Daito Manabe’s ‘Phosphere’ piece opens the 2017 Sónar Festival

The Japanese artist’s installation kicks off SónarPLANTA and offers “an unprecedented spatial experience”

Daito Manabe’s ‘Phosphere’ (by Sonar)
Daito Manabe’s ‘Phosphere’ (by Sonar) / ACN

ACN | Barcelona

June 15, 2017 12:20 PM

The Japanese New Media art studio Rhizomatiks, led by Daito Manabe and Motoi Ishibashi, showed off its ‘Phosphere’ installation on Wednesday. Phosphere is a robotic hybrid architecture in which synchronized mirrors, smoke machines, beams of light, and up to 24 video projectors combine to create “an unprecedented spatial experience”. “Lighting plays a key role. It is an installation that can be experienced using neither glasses nor drones. Three-dimensional objects are built only by the dancers and the interaction of the lighting,” explained Manabe.

Drawing from new contemporary dance music, as well as ‘projection mapping’, the Japanese artist’s piece also reproduces the process of crystallization of particular minerals, alluding to the geological world on which the Planta project is based. In comparison to earlier years, the installation tries to get the public to interact and experiment with the immersive experience that it offers.

The Phosphere superimposes the movements generated by dancers with the physical space of the installation, creating an expressive three-dimensional space. This effect is created by a computer system that combines two different spaces—the physical space and a second digitally generated space—on the same plane. The result of such a combination is “a new visual experience generated out of the moving geometry of all the elements”. The name of the installation, Phosphere, comes from the Greek words ‘phos’ (light) and ‘sphaíra’ (sphere).

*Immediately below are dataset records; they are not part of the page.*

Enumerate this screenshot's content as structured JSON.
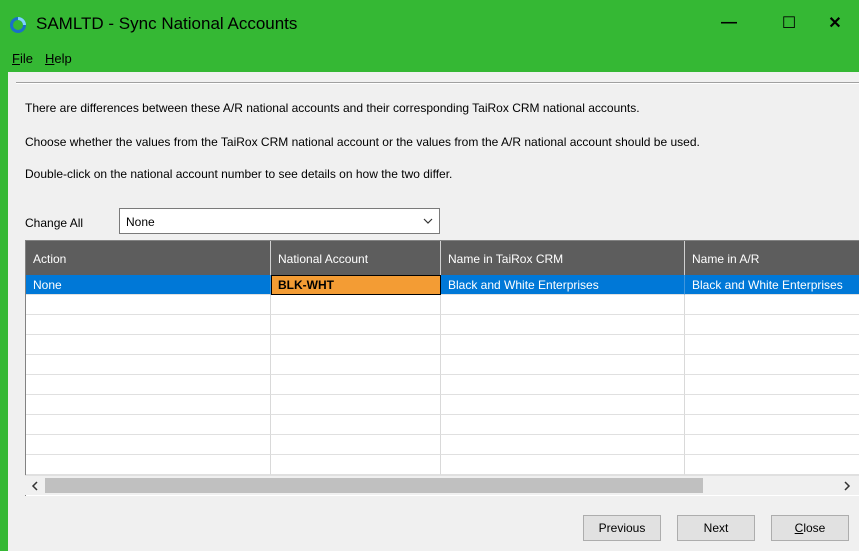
{
  "window": {
    "title": "SAMLTD - Sync National Accounts",
    "controls": {
      "minimize": "—",
      "maximize": "☐",
      "close": "✕"
    }
  },
  "menu": [
    {
      "label_underlined": "F",
      "label_rest": "ile"
    },
    {
      "label_underlined": "H",
      "label_rest": "elp"
    }
  ],
  "messages": [
    "There are differences between these A/R national accounts and their corresponding TaiRox CRM national accounts.",
    "Choose whether the values from the TaiRox CRM national account or the values from the A/R national account should be used.",
    "Double-click on the national account number to see details on how the two differ."
  ],
  "change_all": {
    "label": "Change All",
    "value": "None"
  },
  "grid": {
    "columns": [
      "Action",
      "National Account",
      "Name in TaiRox CRM",
      "Name in A/R"
    ],
    "rows": [
      {
        "action": "None",
        "national_account": "BLK-WHT",
        "name_crm": "Black and White Enterprises",
        "name_ar": "Black and White Enterprises",
        "selected": true
      }
    ],
    "empty_rows": 9
  },
  "buttons": {
    "previous": "Previous",
    "next": "Next",
    "close_underlined": "C",
    "close_rest": "lose"
  },
  "colors": {
    "titlebar": "#35b834",
    "header": "#5d5d5d",
    "selection": "#0078d7",
    "highlight_cell": "#f39c34"
  }
}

Daito Manabe is a well-known digital artist. He was one of the personalities chosen to celebrate the 30th anniversary of the Apple Macintosh, a celebration to which people such as graphic designer John Maeda and sound composer Hans Zimmer were also invited. Moreover, the Japanese artist has won important prizes such as the Prix Ars Electronica and several Cannes Festival Lions and he is a three-time Excellence Award winner at the Japan Media Arts Festival. Manabe also works as a composer and DJ with dance companies and artists, including Björk, Flying Lotus, Nosaj Thing, Squarepusher and Ryuichi Sakamoto.

The SónarPLANTA is a joint initiative by Fundació Sorigué and Sónar Festival that started in 2014 and aims to carry out new artistic productions in the field of New Media and other emerging cultural forms related to new technology.